For large-ish matrices, I’m finding that this multiplicationn seems to be a little faster than the 1.11 multiplication for some reason. Thanks!

``````using StaticArrays
using BenchmarkTools
using LinearAlgebra

function mymul!(C, A, B)
for j = axes(C, 2), i = axes(C, 1)
C[i, j] = sum(A[i, k] * B[k, j] for k=axes(A, 2))
end
end

const Dr = rand(Float64, 500, 500)
const A = rand(SVector{3, Float64}, 500, 3000)
const B = zeros(SVector{3, Float64}, 500, 3000)

@btime mul!(\$(B), \$(Dr), \$(A))
@btime mymul!(\$(B), \$(Dr), \$(A))
``````
``````  827.817 ms (0 allocations: 0 bytes)
650.042 ms (0 allocations: 0 bytes)
``````
fr?! `mymul!` is a naive implementation, the most you might add is a matching dimensions check before the loop. Why is the LinearAlgebra implementation so much more complicated then?

On my machine, `mul!` on 1.10 is actually a bit faster in Vincent’s last example: `552 ms` for `mul!` (4 allocations), and `724 ms` for `mymul!` (0 allocations). The `mul!` timing stays constant, no matter the number of BLAS threads.

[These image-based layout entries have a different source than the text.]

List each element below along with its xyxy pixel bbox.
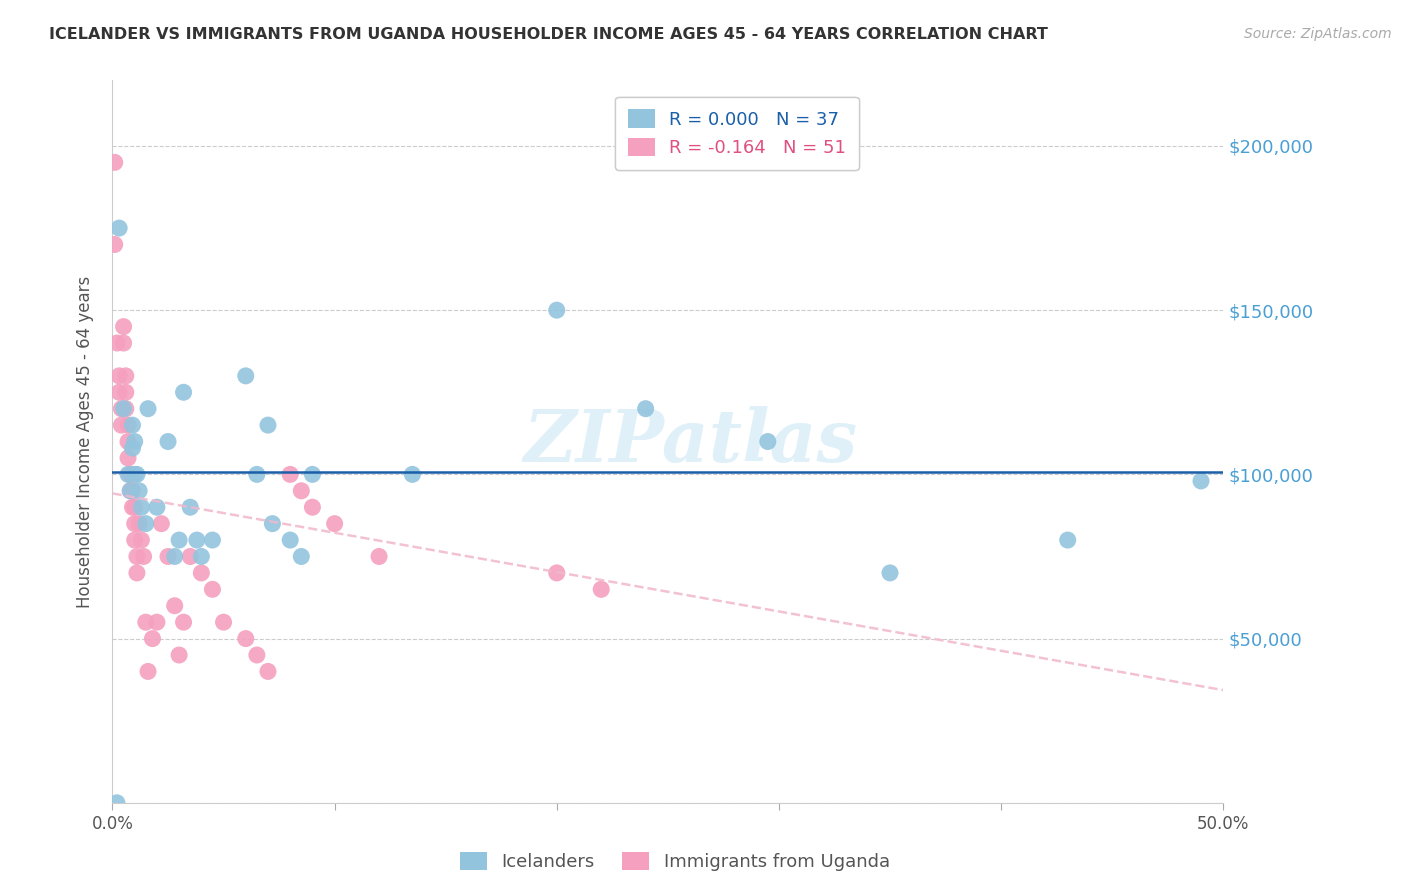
Y-axis label: Householder Income Ages 45 - 64 years: Householder Income Ages 45 - 64 years: [76, 276, 94, 607]
Point: [179, 549, 201, 564]
Point: [136, 401, 159, 416]
Point: [120, 467, 142, 482]
Point: [125, 549, 148, 564]
Point: [150, 516, 173, 531]
Point: [301, 500, 323, 515]
Point: [163, 599, 186, 613]
Point: [131, 533, 153, 547]
Point: [105, 796, 128, 810]
Point: [120, 467, 142, 482]
Point: [105, 336, 128, 351]
Point: [756, 434, 779, 449]
Point: [163, 549, 186, 564]
Point: [146, 500, 169, 515]
Legend: Icelanders, Immigrants from Uganda: Icelanders, Immigrants from Uganda: [453, 845, 897, 879]
Point: [124, 516, 146, 531]
Text: ZIPatlas: ZIPatlas: [523, 406, 858, 477]
Legend: R = 0.000   N = 37, R = -0.164   N = 51: R = 0.000 N = 37, R = -0.164 N = 51: [614, 96, 859, 169]
Point: [128, 483, 150, 498]
Point: [125, 467, 148, 482]
Point: [125, 566, 148, 580]
Point: [290, 549, 312, 564]
Point: [112, 336, 135, 351]
Point: [201, 533, 224, 547]
Point: [104, 237, 127, 252]
Point: [114, 385, 136, 400]
Point: [546, 566, 568, 580]
Point: [120, 483, 142, 498]
Point: [368, 549, 391, 564]
Point: [135, 516, 157, 531]
Point: [120, 483, 142, 498]
Point: [262, 516, 284, 531]
Point: [110, 418, 132, 433]
Point: [157, 434, 180, 449]
Point: [190, 566, 212, 580]
Point: [121, 418, 143, 433]
Point: [114, 401, 136, 416]
Point: [212, 615, 235, 630]
Point: [167, 533, 190, 547]
Point: [104, 155, 127, 169]
Point: [235, 368, 257, 383]
Point: [401, 467, 423, 482]
Point: [112, 401, 135, 416]
Point: [257, 665, 280, 679]
Text: Source: ZipAtlas.com: Source: ZipAtlas.com: [1244, 27, 1392, 41]
Point: [634, 401, 657, 416]
Point: [136, 665, 159, 679]
Point: [1056, 533, 1078, 547]
Point: [173, 615, 195, 630]
Point: [135, 615, 157, 630]
Point: [546, 303, 568, 318]
Point: [167, 648, 190, 662]
Text: ICELANDER VS IMMIGRANTS FROM UGANDA HOUSEHOLDER INCOME AGES 45 - 64 YEARS CORREL: ICELANDER VS IMMIGRANTS FROM UGANDA HOUS…: [49, 27, 1047, 42]
Point: [121, 500, 143, 515]
Point: [117, 418, 139, 433]
Point: [114, 368, 136, 383]
Point: [278, 467, 301, 482]
Point: [278, 533, 301, 547]
Point: [124, 467, 146, 482]
Point: [108, 385, 131, 400]
Point: [108, 368, 131, 383]
Point: [235, 632, 257, 646]
Point: [124, 434, 146, 449]
Point: [117, 450, 139, 465]
Point: [290, 483, 312, 498]
Point: [117, 467, 139, 482]
Point: [121, 441, 143, 455]
Point: [124, 533, 146, 547]
Point: [157, 549, 180, 564]
Point: [301, 467, 323, 482]
Point: [1189, 474, 1212, 488]
Point: [246, 467, 269, 482]
Point: [121, 483, 143, 498]
Point: [173, 385, 195, 400]
Point: [190, 549, 212, 564]
Point: [128, 516, 150, 531]
Point: [186, 533, 208, 547]
Point: [146, 615, 169, 630]
Point: [246, 648, 269, 662]
Point: [323, 516, 346, 531]
Point: [112, 319, 135, 334]
Point: [879, 566, 901, 580]
Point: [131, 500, 153, 515]
Point: [110, 401, 132, 416]
Point: [591, 582, 613, 597]
Point: [108, 221, 131, 235]
Point: [132, 549, 155, 564]
Point: [201, 582, 224, 597]
Point: [124, 500, 146, 515]
Point: [179, 500, 201, 515]
Point: [141, 632, 163, 646]
Point: [257, 418, 280, 433]
Point: [117, 434, 139, 449]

Of course, for ordinary matrices `mul!` handily outperforms `mymul!`:

``````using StaticArrays, BenchmarkTools, LinearAlgebra

X = rand(100, 200)
Y = rand(200, 300)
Z = zeros(100, 300)

@btime mymul!(Z, X, Y);

@btime mul!(Z, X, Y);

@btime mul!(Z, X, Y);
``````

gives as timings respectively

``````  5.072 ms (0 allocations: 0 bytes)
218.600 μs (0 allocations: 0 bytes)
122.800 μs (0 allocations: 0 bytes)
``````

For comparison, the `SVector` code, replacing `Y` by `rand(SVector{3, Float64}, 200, 300)` and `Z` by `zeros(SVector{3, Float64}, 100, 300)` gives as timings

``````  5.192 ms (0 allocations: 0 bytes)
4.335 ms (4 allocations: 24.64 KiB)
4.331 ms (4 allocations: 24.64 KiB)
``````

so `mul!` is disproportionately affected by using `SVector`.

This is ultimately likely using a naive summation to calculate the product in `LinearAlgebra`, so using `sum` might lead to better/faster algorithms.